Bien entendu, il a fallu de lourdes complicités pour que la jonction réfugiés-combattants armés se réalise. On peut comprendre (sans l’excuser) que les forces onusiennes de la MINUSMA, submergées de travail à la frontière algérienne, n’aient rien vu. Mais tout expert connaît les liens privilégiés entre les autorités mauritaniennes et les MNLA; tout expert sait également impossible qu’une colonne armée travserse le désert jusqu’à Kidal sans être aperçue par l’aviation et les satellites français qui patrouillent en permanence dans le ciel malien. La France aurait-elle donné son aval au plan machiavélique du MNLA ? Continuerait-elle à aider en sous-main les indépendantistes comme elle l’a fait lors de la reconquête militaire de Kidal ?

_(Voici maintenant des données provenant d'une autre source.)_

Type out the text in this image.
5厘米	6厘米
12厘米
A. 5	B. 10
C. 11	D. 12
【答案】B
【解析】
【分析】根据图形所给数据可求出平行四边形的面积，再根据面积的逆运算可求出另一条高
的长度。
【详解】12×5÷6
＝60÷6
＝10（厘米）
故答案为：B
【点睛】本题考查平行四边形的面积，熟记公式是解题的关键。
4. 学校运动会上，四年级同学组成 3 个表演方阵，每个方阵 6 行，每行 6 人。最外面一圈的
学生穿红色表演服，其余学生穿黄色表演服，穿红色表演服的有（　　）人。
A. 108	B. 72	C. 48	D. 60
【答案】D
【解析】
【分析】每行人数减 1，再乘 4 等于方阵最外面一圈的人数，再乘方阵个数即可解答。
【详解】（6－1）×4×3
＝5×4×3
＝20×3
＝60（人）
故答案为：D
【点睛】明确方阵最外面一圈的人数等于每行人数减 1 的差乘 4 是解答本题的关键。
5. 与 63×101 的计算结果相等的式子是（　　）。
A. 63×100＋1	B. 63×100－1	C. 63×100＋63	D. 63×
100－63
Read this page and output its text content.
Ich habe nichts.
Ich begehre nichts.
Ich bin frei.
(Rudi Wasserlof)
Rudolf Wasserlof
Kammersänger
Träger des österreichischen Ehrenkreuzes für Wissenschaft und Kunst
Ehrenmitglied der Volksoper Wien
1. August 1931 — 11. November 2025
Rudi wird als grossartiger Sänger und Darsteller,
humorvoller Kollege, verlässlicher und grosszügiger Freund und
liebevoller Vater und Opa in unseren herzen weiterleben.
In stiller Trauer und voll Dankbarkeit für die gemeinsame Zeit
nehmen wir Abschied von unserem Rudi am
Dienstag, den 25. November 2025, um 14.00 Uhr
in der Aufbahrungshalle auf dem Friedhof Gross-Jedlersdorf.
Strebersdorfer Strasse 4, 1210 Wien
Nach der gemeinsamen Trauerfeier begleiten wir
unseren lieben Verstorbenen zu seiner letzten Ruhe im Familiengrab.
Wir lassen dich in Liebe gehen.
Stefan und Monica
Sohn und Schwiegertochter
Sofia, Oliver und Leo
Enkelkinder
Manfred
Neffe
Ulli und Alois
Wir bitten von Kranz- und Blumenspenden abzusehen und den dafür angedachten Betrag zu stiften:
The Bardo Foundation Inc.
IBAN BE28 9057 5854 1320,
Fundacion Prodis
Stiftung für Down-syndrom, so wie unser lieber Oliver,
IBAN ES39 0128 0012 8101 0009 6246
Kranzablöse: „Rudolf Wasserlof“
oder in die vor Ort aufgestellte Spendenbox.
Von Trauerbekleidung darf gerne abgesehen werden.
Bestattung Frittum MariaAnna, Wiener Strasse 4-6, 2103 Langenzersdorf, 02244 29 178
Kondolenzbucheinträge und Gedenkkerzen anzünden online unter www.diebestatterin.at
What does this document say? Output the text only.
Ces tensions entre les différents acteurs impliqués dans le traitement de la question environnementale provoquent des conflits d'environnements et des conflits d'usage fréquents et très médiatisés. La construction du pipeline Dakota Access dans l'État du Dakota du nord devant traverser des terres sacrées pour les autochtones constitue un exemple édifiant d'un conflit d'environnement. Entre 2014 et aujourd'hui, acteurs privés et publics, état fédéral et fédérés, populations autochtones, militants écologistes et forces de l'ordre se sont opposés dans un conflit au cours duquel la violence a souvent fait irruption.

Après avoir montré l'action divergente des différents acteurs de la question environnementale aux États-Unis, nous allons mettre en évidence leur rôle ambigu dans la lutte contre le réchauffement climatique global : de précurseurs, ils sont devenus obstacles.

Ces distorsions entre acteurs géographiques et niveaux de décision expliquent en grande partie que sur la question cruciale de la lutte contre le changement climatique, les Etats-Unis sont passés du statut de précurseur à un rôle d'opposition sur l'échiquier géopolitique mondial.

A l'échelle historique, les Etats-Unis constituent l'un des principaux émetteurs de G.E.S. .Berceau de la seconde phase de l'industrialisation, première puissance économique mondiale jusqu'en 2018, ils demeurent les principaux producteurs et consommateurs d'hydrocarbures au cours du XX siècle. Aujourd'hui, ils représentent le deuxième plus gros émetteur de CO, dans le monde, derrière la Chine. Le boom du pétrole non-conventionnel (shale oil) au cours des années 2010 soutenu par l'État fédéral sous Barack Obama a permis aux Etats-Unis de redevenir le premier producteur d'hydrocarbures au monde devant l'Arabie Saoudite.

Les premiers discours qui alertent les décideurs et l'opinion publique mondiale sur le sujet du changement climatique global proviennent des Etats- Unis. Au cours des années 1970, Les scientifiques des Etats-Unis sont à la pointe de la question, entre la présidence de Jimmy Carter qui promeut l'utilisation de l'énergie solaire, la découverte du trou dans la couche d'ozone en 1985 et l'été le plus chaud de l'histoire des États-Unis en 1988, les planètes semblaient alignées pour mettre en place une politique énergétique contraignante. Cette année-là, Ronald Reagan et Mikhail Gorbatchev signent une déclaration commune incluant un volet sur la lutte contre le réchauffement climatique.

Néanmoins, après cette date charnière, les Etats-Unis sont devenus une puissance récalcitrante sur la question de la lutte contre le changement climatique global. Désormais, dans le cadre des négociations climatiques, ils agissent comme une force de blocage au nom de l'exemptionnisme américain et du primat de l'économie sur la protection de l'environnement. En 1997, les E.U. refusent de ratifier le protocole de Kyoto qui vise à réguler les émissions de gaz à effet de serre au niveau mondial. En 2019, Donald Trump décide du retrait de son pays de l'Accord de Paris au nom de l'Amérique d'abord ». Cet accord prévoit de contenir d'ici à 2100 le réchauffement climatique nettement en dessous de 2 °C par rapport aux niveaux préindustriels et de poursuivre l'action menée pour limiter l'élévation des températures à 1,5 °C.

En tout état de cause, il y eut des fuites. Informée des mouvements rebelles, l’armée malienne dépêche à Léré des renforts de la zone de défense numéro 2, celle de Ségou, commandée par un officier touareg loyaliste. Ce dernier prend lui-même la direction des opérations. A Foïta, près de Léré, les combats surprennent le MNLA qui espérait manoeuvrer en douce. Résultat: une vingtaine de morts dans ses rangs et une dizaine de prisonniers qui ont été évacués à Ségou avant de rejoindre Bamako. Il a fallu toute l’autorité du commandant malien pour que les prisonniers aient la vie sauve, tant nos soldats étaient décidés à faire la peau à tout rebelle rencontré.
Sur les circonstances de l’affrontement, le lieutenan-colonel Souleymane Maïga, porte-parole de l’armée, déclare à RFI: « Nous avons constaté qu’il y a eu des vols de bétails. Des forains sont attaqués, dépossédés de leurs biens. La population se plaint de ce banditisme. Si des individus sèment la terreur au sein de la population en se faisant passer pour des combattants du MNLA, je pense qu’il y a un problème.». Le lieutenant-colonel Maiga est cependant connu pour mener l’opinion en bateau depuis qu’il animait, en janvier 2013, les points de presse de l’armée. Les explications qu’il donne ne concordent d’ailleurs pas avec le plan d’occupation discrète envisagé par les rebelles. C’est pourquoi nous faisons davantage confiance au récit fait par le capitaine malien Modibo Naman Traoré à nos confrères français du Figaro: « Une patrouille militaire est tombée sur des hommes en armes se déplaçant à bord de quatre véhicules tout-terrain. Ils ont refusé d’obéir aux ordres des militaires et ont ouvert le feu sur les soldats, en blessant trois.». Interrogé par Le Figaro, Attaye Ag Mohamed, l’un des fondateurs du MNLA, a accusé l’armée d’avoir ouvert les hostilités en encerclant ses hommes. Il n’a fourni aucun bilan des combats.
Surenchère étouffée dans l’oeuf ?
Si son plan avait abouti, le MNLA aurait revendiqué, lors de la reprise des négociations avec le Mali, le contrôle de nombreuses localités alors qu’aujourd’hui, il n’en contrôle aucune. Il en aurait profité pour faire de la surenchère en termes de révendications.D’autant qu’on nous révèle que le mouvement indépendantiste n’a pas très envie de discuter avec le nouveau ministre de la Réconciliation mais directement avec IBK.